Au final tous ces lieux semblent n’avoir été maintenus que pour servir d’habitats à des êtres qu’un charpentier nazaréen aurait probablement taxé de “sépulcres blanchis”. Bien beaux, bien présentables et propres sur eux, mais n’exhalant plus rien d’autre que leur mort intérieure.

A quoi peuvent bien servir ces places à la civilisation si les créatures qu’elles engendrent ne peuvent répondre au titre d’Homme ?

Souvenons-nous que lorsqu’un mythe cesse d’opérer, il devient dès lors contre-productif. Si ce mythe s’incarne dans un bâtiment, ne vaut-il pas mieux le voir détruit plutôt que d’être la source d’une tromperie aux conséquences néfastes ?

Autant ne plus se faire d’illusion. Le but de l’architecture en termes civilisationnels n’est pas tant de préserver l’œuvre des anciens que de la prolonger dans l’érection d’ouvrages dans un style ayant certes évolué mais gardant néanmoins la frappe d’un même génie. Force est d’admettre que n’en étant plus capables, la destruction plutôt que l’illusion trompeuse de la muséification est peut-être préférable. A quoi bon rebâtir Notre-Dame si on la détache de son rôle fondamental pour la réduire à un but touristique consumériste ? Autant finir le travail du feu, mettre fin au mensonge du “rien n’a changé” et bâtir selon nos propres termes, en commençant par notre sécession d’avec le monde des bourgeois libéraux. Pour reprendre les mots du camarade Buenaventura Durruti : « C’est nous qui avons bâti tous ces palais, ces villes, en Espagne, en Amérique, partout dans le monde. Nous, les travailleurs, pouvons les remplacer par de nouveau et de plus beaux. Nous n’avons pas peur des ruines. La terre sera notre héritage, sans doute. Que la bourgeoisie fasse sauter son univers avant de quitter la scène de l’Histoire. Nous portons en nous un univers neuf et cet univers ne cesse de croître. Il croît pendant que je vous parle… »

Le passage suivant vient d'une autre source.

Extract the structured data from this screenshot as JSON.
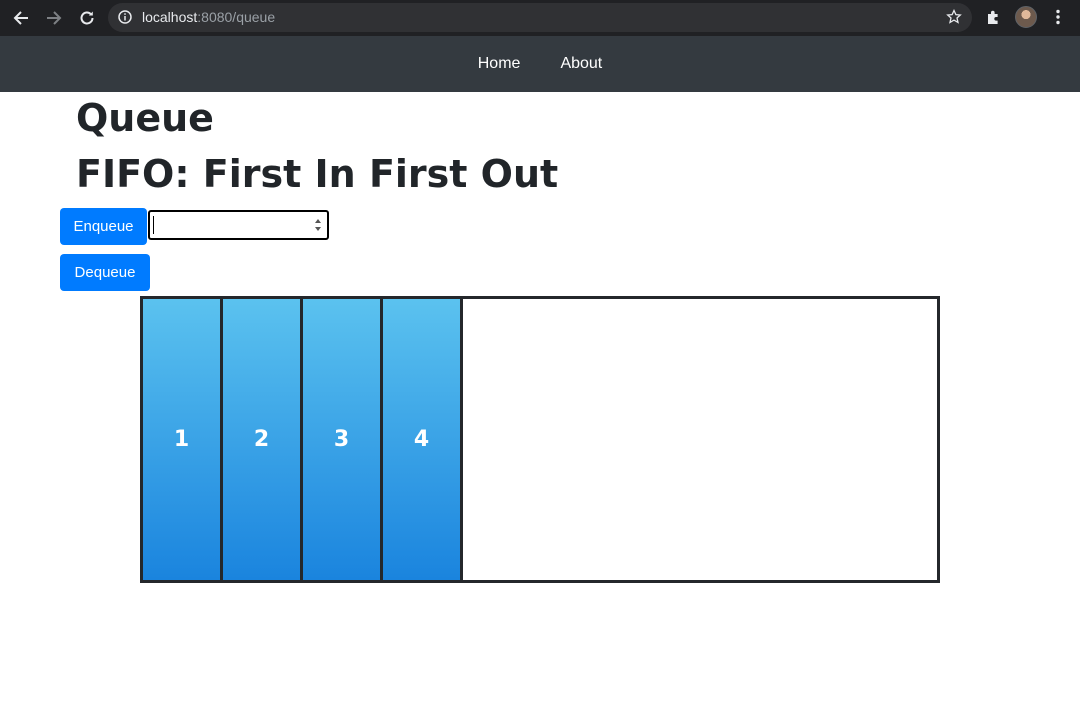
{
  "browser": {
    "url_host": "localhost",
    "url_rest": ":8080/queue"
  },
  "navbar": {
    "links": [
      "Home",
      "About"
    ]
  },
  "page": {
    "title": "Queue",
    "subtitle": "FIFO: First In First Out"
  },
  "controls": {
    "enqueue_label": "Enqueue",
    "dequeue_label": "Dequeue",
    "input_value": ""
  },
  "queue": {
    "items": [
      "1",
      "2",
      "3",
      "4"
    ]
  },
  "colors": {
    "navbar_bg": "#343a40",
    "button_primary": "#007bff",
    "cell_gradient_top": "#5bc2ef",
    "cell_gradient_bottom": "#1a84de"
  }
}
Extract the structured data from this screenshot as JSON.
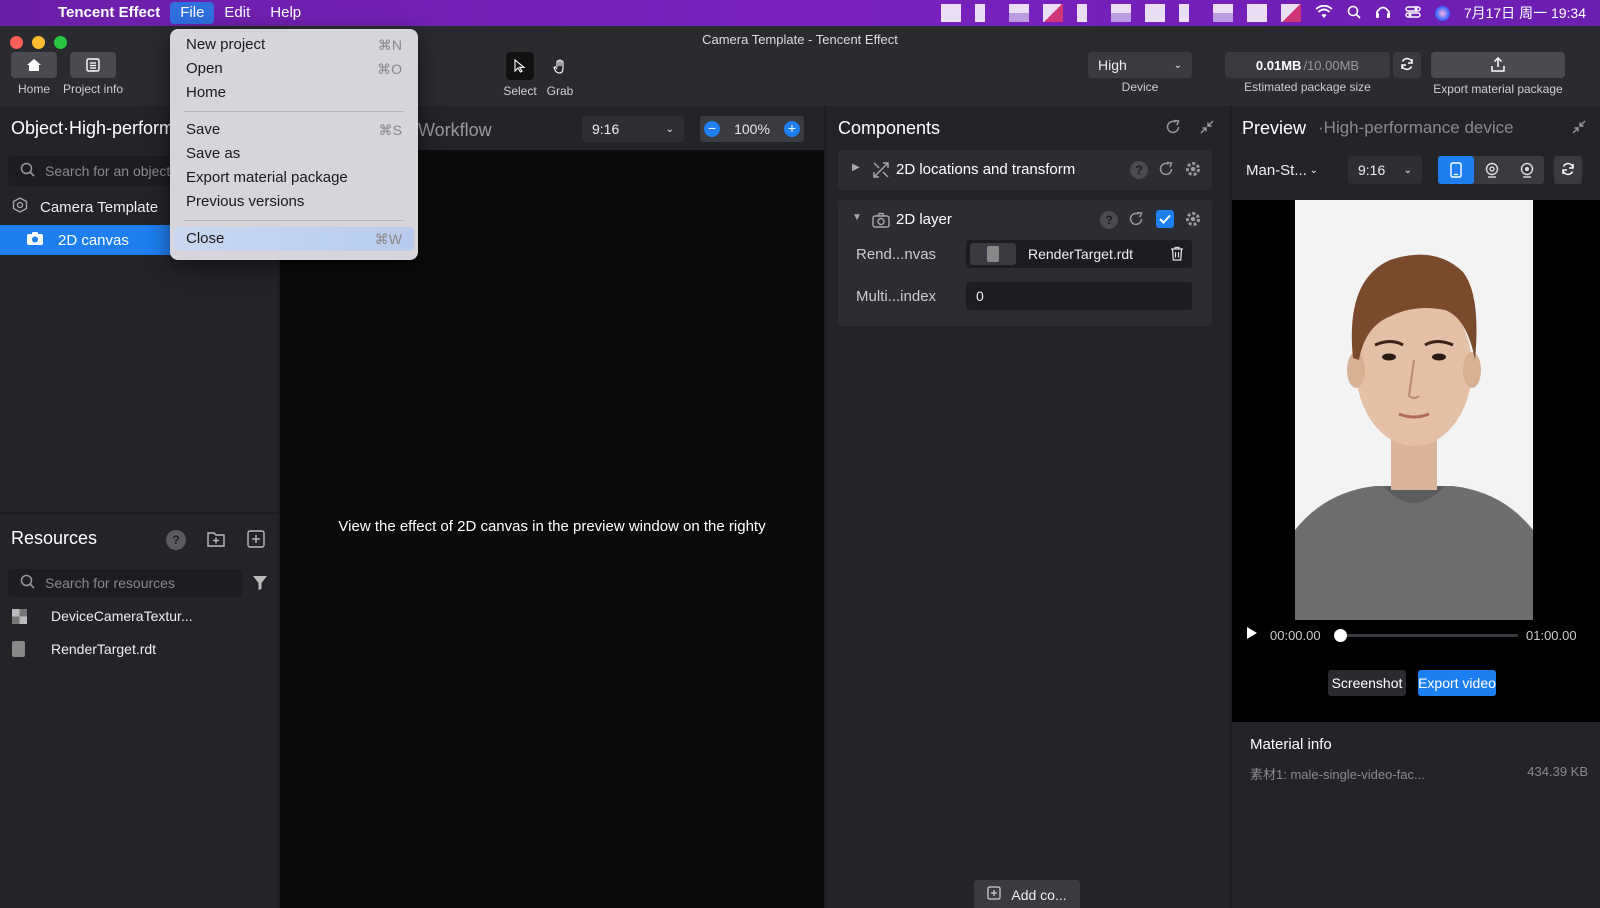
{
  "menubar": {
    "app_name": "Tencent Effect",
    "menus": [
      "File",
      "Edit",
      "Help"
    ],
    "clock": "7月17日 周一 19:34"
  },
  "window": {
    "title": "Camera Template - Tencent Effect"
  },
  "toolbar": {
    "home_label": "Home",
    "project_info_label": "Project info",
    "select_label": "Select",
    "grab_label": "Grab",
    "device_value": "High",
    "device_label": "Device",
    "package_size_value": "0.01MB",
    "package_size_limit": "/10.00MB",
    "package_size_label": "Estimated package size",
    "export_label": "Export material package"
  },
  "file_menu": {
    "items": [
      {
        "label": "New project",
        "shortcut": "⌘N"
      },
      {
        "label": "Open",
        "shortcut": "⌘O"
      },
      {
        "label": "Home",
        "shortcut": ""
      },
      {
        "label": "Save",
        "shortcut": "⌘S"
      },
      {
        "label": "Save as",
        "shortcut": ""
      },
      {
        "label": "Export material package",
        "shortcut": ""
      },
      {
        "label": "Previous versions",
        "shortcut": ""
      },
      {
        "label": "Close",
        "shortcut": "⌘W"
      }
    ]
  },
  "object_panel": {
    "title": "Object·High-perform",
    "search_placeholder": "Search for an object",
    "tree": [
      {
        "label": "Camera Template"
      },
      {
        "label": "2D canvas"
      }
    ]
  },
  "resources_panel": {
    "title": "Resources",
    "search_placeholder": "Search for resources",
    "items": [
      {
        "label": "DeviceCameraTextur..."
      },
      {
        "label": "RenderTarget.rdt"
      }
    ]
  },
  "workflow": {
    "title": "Workflow",
    "ratio": "9:16",
    "zoom": "100%",
    "message": "View the effect of 2D canvas in the preview window on the righty"
  },
  "components": {
    "title": "Components",
    "sections": [
      {
        "label": "2D locations and transform"
      },
      {
        "label": "2D layer"
      }
    ],
    "rend_label": "Rend...nvas",
    "rend_value": "RenderTarget.rdt",
    "multi_label": "Multi...index",
    "multi_value": "0",
    "add_label": "Add co..."
  },
  "preview": {
    "title": "Preview",
    "subtitle": "·High-performance device",
    "model": "Man-St...",
    "ratio": "9:16",
    "time_start": "00:00.00",
    "time_end": "01:00.00",
    "progress": 0,
    "screenshot_label": "Screenshot",
    "export_video_label": "Export video",
    "material_info_title": "Material info",
    "material_name": "素材1:  male-single-video-fac...",
    "material_size": "434.39 KB"
  },
  "colors": {
    "accent": "#1e7ff0",
    "menubar": "#7a22c0"
  }
}
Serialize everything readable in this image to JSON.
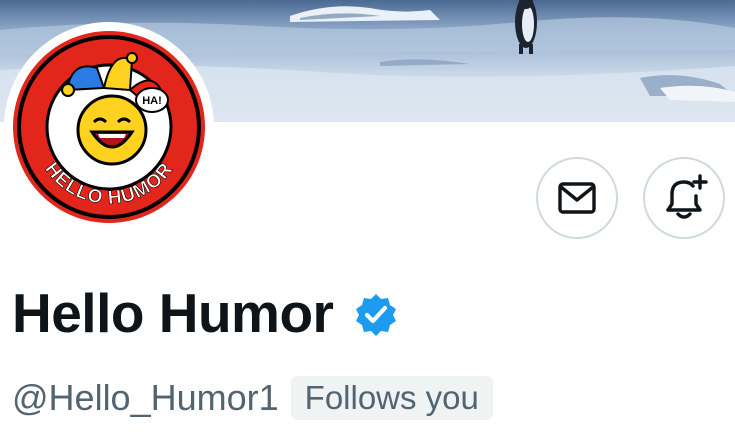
{
  "profile": {
    "display_name": "Hello Humor",
    "handle": "@Hello_Humor1",
    "follows_you_label": "Follows you",
    "verified": true
  },
  "avatar": {
    "speech_bubble_text": "HA!",
    "ring_text": "HELLO HUMOR"
  },
  "actions": {
    "message_icon": "envelope-icon",
    "notify_icon": "bell-plus-icon"
  },
  "colors": {
    "verified_blue": "#1d9bf0",
    "text_primary": "#0f1419",
    "text_secondary": "#536471",
    "badge_bg": "#eff3f4",
    "avatar_red": "#e3261c",
    "avatar_yellow": "#ffd21f"
  }
}
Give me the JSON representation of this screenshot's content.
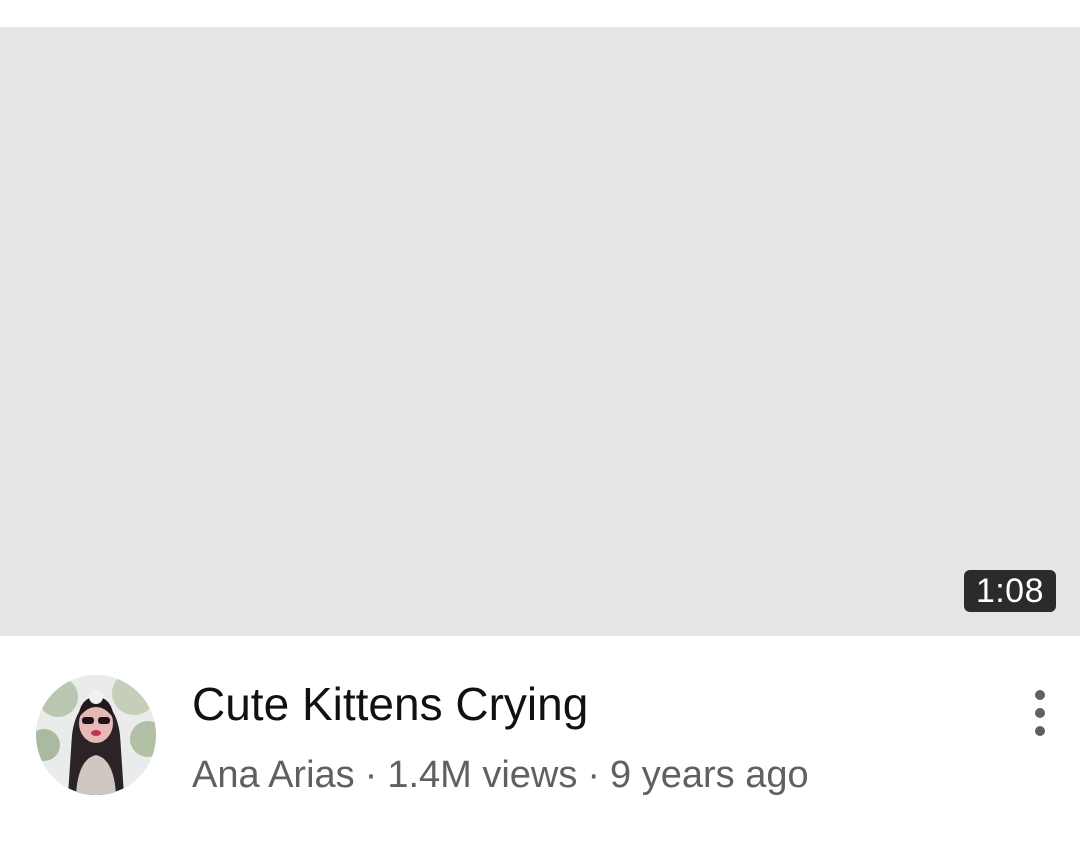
{
  "video": {
    "duration": "1:08",
    "title": "Cute Kittens Crying",
    "channel": "Ana Arias",
    "views": "1.4M views",
    "age": "9 years ago",
    "separator": "·"
  },
  "icons": {
    "menu": "more-vert-icon",
    "avatar": "channel-avatar"
  },
  "colors": {
    "thumbnail_placeholder": "#e5e5e5",
    "duration_badge_bg": "#2b2b2b",
    "title_text": "#111111",
    "meta_text": "#606060"
  }
}
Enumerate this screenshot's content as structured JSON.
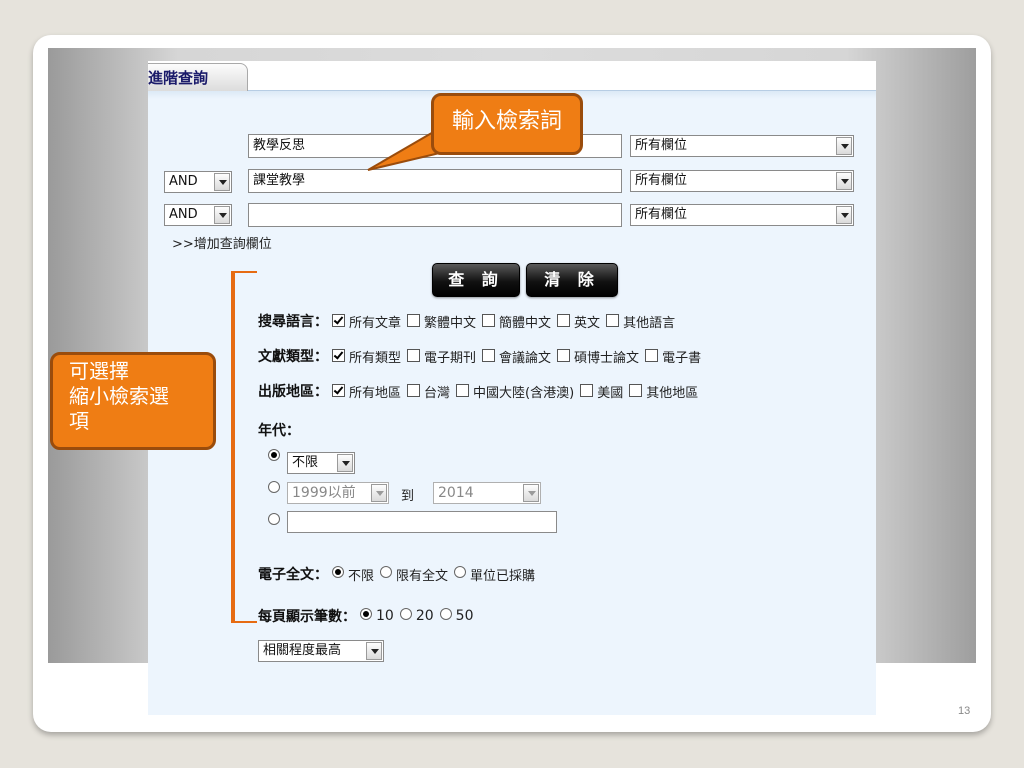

Alors pour reprendre la logique de Bernard Lugan remerciant les Indigénistes d’avoir été plus efficaces à rétablir les idées identitaires que les mouvements de droite, soyons reconnaissant aux idiots utiles comme Aphatie. En rasant les derniers vestiges de la « France puissance », ils détruiront définitivement les chimères de ceux qui pensent que la France existerait encore dans sa matérialité.

Athènes, Rome et la France vivent éternellement oui ! Non dans la pierre mais dans les cœurs et les âmes de leurs héritiers qui fondent leurs foyers dans les principes dont ils ont hérité, afin de poser les murs de leurs communautés.